Connect Google Cloud Account
GCP connects via OAuth. Sign in with Google, authorize, and you're set.
Prerequisites
- A GCP project with billing enabled
- Owner or Editor role on the project
- Required APIs enabled (see below)
Enable Required APIs
Before connecting, enable these APIs in your GCP project (APIs & Services > Enable APIs):
| API | Purpose | Direct Link |
|---|---|---|
| Compute Engine API | Create/manage VMs | Enable (opens in a new tab) |
| Cloud Resource Manager API | List projects | Enable (opens in a new tab) |
| Cloud Storage API | Manage buckets | Enable (opens in a new tab) |
| Cloud DNS API | Manage DNS zones | Enable (opens in a new tab) |
If you skip this step, you'll get "API not enabled" errors when trying to use OEC.sh features.
Connect via OAuth
- Go to Settings > Cloud Accounts > Add Account
- Click Google Cloud under One-Click Connect
- Sign in with your Google account
- Review permissions and click Continue
You may see "This app isn't verified" -- this is normal. Click Advanced > Go to OEC.sh (unsafe) to proceed.
The account shows Active with Compute, Storage, and DNS badges.
Permissions Requested
| Scope | Purpose |
|---|---|
compute | Manage Compute Engine VMs |
cloud-platform.read-only | List projects and resources |
openid, email, profile | Identify your account |
Using Your GCP Account
Servers -- Go to Servers > Add Server > Provision from Cloud. Pick project, region/zone (e.g., us-central1-a), and machine type (e.g., e2-medium).
Backups -- Go to Settings > Storage > Quick Setup. Select or create a Cloud Storage bucket. GCP Cloud Storage is S3-compatible via HMAC keys -- OEC.sh handles this automatically.
DNS -- Go to Settings > DNS Providers > Quick Setup. Select a Cloud DNS managed zone.
Regions
| Region | Zones | Location |
|---|---|---|
us-central1 | a, b, c, f | Iowa |
us-east1 | b, c, d | South Carolina |
europe-west1 | b, c, d | Belgium |
europe-west4 | a, b, c | Netherlands |
asia-east1 | a, b, c | Taiwan |
asia-southeast1 | a, b, c | Singapore |
Token Management
Tokens refresh automatically. If the account expires (password change, 2FA reset, or revoked access), click Reconnect and re-authorize.
To fully disconnect: delete the account in OEC.sh, then revoke OEC.sh access in Google Security Settings (opens in a new tab).
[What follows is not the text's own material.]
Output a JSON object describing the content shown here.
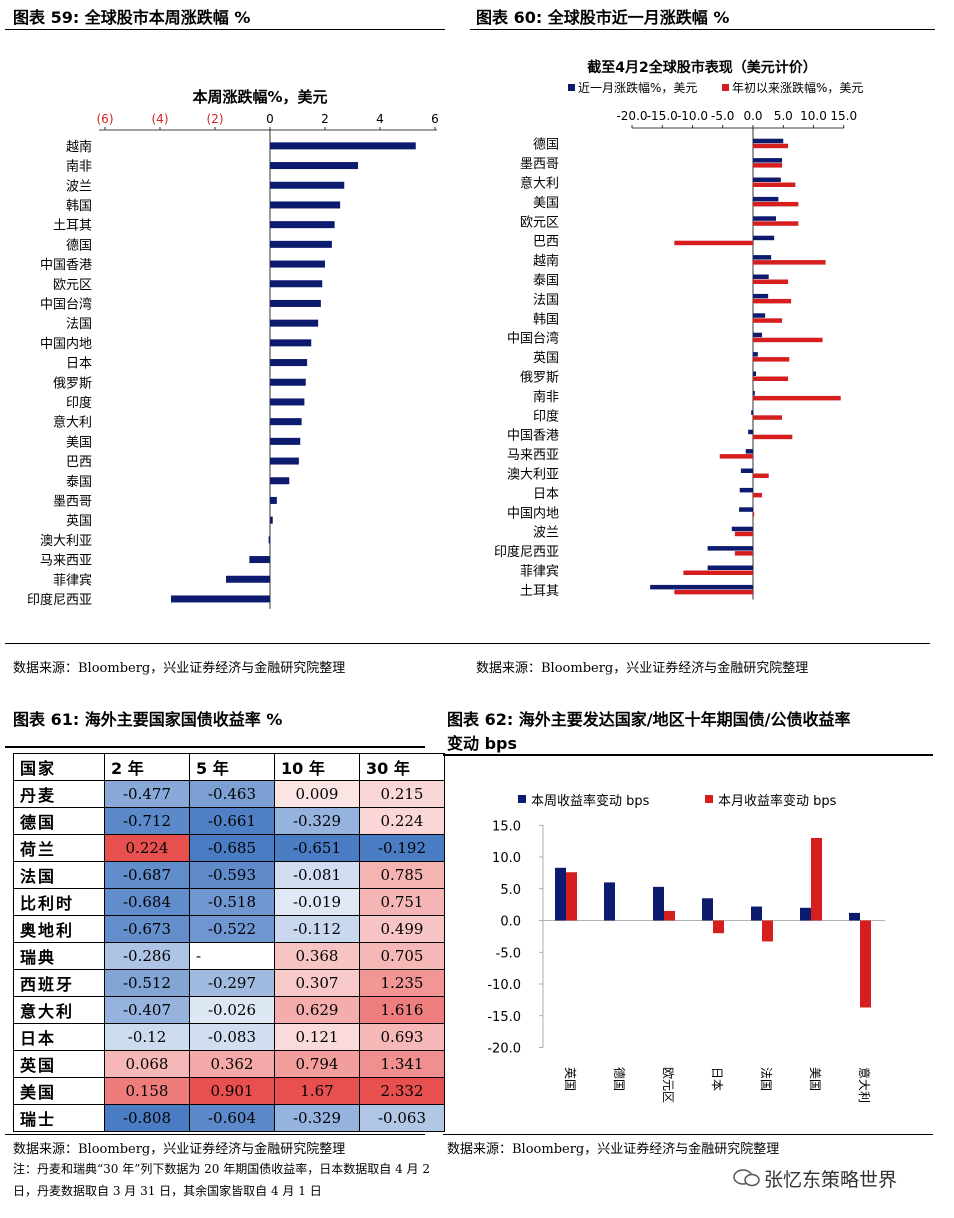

Alternative: Service Account Key
If OAuth doesn't work for your setup (e.g., automated pipelines), you can use a service account:
- GCP Console > IAM & Admin > Service Accounts > Create
- Grant
compute.admin,storage.admin,dns.adminroles - Create and download a JSON key
- In OEC.sh, use API Key Authentication > Google Cloud and paste the JSON
OAuth is preferred since there's no key file to manage.
Troubleshooting
"API not enabled" -- Enable the missing API in GCP Console > APIs & Services. Wait a minute, then retry.
"No projects found" -- Create a GCP project, make sure billing is enabled, and verify you have Owner/Editor role.
VM creation fails -- Check quotas (IAM & Admin > Quotas), verify billing is active, and try a different zone.
Account shows "Expired" -- Password or 2FA change invalidated the token. Click Reconnect.
Cost Notes
| Resource | Billing |
|---|---|
| Compute Engine VMs | Per-second based on machine type |
| Cloud Storage | Per GB + network |
| Cloud DNS | Per zone/month + queries |
Use e2- machine types for the best cost efficiency. Preemptible VMs work well for non-production.